A vector perpendicular to two other vectors is given by the cross product:
$(-4, 2, 1) \times (1, 2, 3) = det \left ( \begin{matrix} \hat{i} & \hat{j} & \hat{k} \\ -4 & 2 & 1 \\ 1 & 2 & 3 \end{matrix} \right )$

This will either be parallel to your vector or antiparallel.

-Dan
• June 3rd 2008, 07:47 AM
thermalwarrior
how does that lead to the values of y and z in the final form 4i + yj + zk?
• June 3rd 2008, 07:54 AM
topsquark
Quote:

Originally Posted by thermalwarrior
how does that lead to the values of y and z in the final form 4i + yj + zk?

Quote:

Originally Posted by topsquark
A vector perpendicular to two other vectors is given by the cross product:
$(-4, 2, 1) \times (1, 2, 3) = det \left ( \begin{matrix} \hat{i} & \hat{j} & \hat{k} \\ -4 & 2 & 1 \\ 1 & 2 & 3 \end{matrix} \right )$

This will either be parallel to your vector or antiparallel.

-Dan

The result of the cross product will be of the form
$a(4i + yj + zk)$
where a is some constant. ie. they are parallel.
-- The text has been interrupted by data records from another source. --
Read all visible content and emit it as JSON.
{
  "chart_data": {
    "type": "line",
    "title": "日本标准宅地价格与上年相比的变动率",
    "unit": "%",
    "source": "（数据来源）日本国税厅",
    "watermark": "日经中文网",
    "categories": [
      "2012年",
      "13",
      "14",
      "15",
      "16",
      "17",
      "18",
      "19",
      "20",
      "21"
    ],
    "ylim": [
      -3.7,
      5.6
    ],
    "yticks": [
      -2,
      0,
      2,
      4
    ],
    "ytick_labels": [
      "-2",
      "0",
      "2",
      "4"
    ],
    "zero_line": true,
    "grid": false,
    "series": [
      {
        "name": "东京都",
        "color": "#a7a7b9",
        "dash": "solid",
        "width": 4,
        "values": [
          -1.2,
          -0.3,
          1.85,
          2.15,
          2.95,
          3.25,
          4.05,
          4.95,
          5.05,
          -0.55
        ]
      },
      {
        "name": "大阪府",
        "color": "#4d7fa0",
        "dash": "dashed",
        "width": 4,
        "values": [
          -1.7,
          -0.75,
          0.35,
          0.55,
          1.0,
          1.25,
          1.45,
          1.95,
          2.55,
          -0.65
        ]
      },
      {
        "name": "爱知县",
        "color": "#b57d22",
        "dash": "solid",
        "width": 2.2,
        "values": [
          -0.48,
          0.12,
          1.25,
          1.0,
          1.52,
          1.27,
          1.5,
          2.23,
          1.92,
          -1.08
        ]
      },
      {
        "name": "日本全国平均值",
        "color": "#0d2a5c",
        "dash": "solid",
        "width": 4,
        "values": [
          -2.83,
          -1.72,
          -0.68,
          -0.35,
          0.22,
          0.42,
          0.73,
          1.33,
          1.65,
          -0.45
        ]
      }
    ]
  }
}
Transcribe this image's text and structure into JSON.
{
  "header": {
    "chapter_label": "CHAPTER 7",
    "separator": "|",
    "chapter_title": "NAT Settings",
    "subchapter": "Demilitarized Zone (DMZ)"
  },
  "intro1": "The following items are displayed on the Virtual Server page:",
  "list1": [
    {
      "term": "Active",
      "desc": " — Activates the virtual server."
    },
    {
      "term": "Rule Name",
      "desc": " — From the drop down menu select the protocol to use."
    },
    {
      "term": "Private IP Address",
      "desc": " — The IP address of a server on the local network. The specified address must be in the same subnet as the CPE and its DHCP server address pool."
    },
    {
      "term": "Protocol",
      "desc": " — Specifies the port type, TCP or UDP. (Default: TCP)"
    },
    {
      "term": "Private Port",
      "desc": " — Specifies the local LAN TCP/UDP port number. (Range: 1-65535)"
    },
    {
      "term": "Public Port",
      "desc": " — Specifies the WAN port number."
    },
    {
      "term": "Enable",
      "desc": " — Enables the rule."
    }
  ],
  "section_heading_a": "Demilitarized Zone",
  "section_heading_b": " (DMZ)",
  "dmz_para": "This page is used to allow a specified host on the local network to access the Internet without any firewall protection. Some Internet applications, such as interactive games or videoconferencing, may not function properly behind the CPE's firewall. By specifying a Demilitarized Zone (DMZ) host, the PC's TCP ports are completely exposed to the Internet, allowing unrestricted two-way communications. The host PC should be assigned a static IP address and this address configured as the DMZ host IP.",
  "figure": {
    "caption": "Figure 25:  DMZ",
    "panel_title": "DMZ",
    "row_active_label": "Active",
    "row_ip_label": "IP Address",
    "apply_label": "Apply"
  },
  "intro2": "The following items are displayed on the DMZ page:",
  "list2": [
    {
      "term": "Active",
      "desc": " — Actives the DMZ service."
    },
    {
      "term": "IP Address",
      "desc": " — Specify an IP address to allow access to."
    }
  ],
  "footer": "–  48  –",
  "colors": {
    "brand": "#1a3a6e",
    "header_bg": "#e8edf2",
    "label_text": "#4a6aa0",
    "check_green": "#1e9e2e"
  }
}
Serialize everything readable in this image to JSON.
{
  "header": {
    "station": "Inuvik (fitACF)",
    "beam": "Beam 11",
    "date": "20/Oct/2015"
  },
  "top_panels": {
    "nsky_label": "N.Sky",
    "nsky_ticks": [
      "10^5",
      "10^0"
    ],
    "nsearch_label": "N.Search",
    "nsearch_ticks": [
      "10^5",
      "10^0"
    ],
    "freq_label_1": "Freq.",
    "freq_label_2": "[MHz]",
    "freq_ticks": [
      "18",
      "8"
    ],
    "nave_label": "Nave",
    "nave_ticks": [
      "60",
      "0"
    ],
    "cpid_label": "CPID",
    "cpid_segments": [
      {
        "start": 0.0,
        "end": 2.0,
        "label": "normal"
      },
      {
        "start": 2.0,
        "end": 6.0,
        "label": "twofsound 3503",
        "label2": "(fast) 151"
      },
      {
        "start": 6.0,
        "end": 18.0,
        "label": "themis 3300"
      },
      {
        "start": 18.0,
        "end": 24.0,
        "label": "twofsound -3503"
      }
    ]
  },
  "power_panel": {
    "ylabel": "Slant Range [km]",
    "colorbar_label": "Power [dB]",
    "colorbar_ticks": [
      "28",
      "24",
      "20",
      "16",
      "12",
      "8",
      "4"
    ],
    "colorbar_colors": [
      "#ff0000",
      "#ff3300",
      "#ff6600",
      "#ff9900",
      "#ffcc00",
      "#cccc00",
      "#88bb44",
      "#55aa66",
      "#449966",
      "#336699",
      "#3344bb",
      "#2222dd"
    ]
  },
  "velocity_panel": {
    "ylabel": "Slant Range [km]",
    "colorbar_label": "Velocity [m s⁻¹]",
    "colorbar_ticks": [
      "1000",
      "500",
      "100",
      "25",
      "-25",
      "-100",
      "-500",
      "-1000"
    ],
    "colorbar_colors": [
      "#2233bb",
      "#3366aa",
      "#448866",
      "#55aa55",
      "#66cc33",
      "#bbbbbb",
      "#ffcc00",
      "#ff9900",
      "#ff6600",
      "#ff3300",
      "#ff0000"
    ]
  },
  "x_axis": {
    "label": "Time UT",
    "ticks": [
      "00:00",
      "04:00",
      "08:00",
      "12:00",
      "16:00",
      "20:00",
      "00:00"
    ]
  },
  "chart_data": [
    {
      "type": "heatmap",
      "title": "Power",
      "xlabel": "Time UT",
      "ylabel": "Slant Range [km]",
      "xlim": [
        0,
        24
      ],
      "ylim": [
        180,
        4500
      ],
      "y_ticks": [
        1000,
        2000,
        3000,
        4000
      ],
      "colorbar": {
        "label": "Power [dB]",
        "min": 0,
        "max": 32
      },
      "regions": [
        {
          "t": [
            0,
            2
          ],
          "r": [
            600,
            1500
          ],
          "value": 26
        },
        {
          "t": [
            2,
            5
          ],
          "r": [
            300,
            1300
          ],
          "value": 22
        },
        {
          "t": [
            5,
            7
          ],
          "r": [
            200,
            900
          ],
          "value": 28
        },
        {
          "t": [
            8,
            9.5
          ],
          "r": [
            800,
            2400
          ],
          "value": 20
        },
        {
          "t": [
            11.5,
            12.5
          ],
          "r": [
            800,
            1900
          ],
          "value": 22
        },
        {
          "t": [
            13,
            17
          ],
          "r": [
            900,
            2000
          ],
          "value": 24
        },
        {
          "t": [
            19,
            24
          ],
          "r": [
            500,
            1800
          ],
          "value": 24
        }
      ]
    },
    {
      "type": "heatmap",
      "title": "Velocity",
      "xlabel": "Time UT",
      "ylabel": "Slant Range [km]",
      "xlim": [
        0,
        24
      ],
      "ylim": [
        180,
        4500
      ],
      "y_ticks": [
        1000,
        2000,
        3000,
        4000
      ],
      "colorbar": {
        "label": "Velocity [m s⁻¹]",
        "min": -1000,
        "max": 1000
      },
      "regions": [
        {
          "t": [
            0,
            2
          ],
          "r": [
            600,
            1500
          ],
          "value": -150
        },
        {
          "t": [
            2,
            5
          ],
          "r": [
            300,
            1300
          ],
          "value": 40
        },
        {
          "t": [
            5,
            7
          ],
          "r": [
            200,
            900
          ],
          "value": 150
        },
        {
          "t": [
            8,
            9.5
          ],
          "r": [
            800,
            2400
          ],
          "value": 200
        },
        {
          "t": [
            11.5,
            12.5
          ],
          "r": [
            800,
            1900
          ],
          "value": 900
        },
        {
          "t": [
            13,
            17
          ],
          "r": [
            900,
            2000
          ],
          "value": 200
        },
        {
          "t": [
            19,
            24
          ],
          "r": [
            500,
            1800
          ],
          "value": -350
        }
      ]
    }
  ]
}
So find the determinant, and set the x component equal to 4a. Solve for a. Then the y component will be ay, etc.

-Dan
• June 3rd 2008, 07:58 AM
thermalwarrior
sorry im a bit confused - if i do that then a can only be 1 because the answer given in the questions has the x component as 4i. or have i misunderstood what you have wrote?
• June 3rd 2008, 08:12 AM
earboth
Quote:

Originally Posted by thermalwarrior
sorry im a bit confused - if i do that then a can only be 1 because the answer given in the questions has the x component as 4i. or have i misunderstood what you have wrote?

You are right. With your problem a = 1

(Btw: I've got y = 13 and z = -10)
• June 3rd 2008, 08:16 AM
thermalwarrior
can you show me how? that fits the question!
• June 3rd 2008, 10:02 AM
o_O
As suggested take the cross product of OA and OB which will yield a vector perpendicular to both vectors. You are told that there is a vector of the form (4,y,z) that is also perpendicular to both OA and OB. So, (4,y,z) is some scalar multiple of the cross product between OA and OB:

$(-4, 2, 1) \times (1, 2, 3) = \left( \left| \begin{array}{cc} 2 & 1 \\ 2 & 3 \end{array} \right|, -\left| \begin{array}{cc} -4 & 1 \\ 1 & 3 \end{array} \right|, \left| \begin{array}{cc} -4 & 2 \\ 1 & 2 \end{array} \right| \right) = (a, b, c)$ (leaving it up to you to find the cross product i.e. what a, b, and c are)

So, (a, b, c) = k(4, y, z).

Looking at the x component, you can see that a = 4k. Solve for k, then you should be able to find y and z (b = ky; c = kz).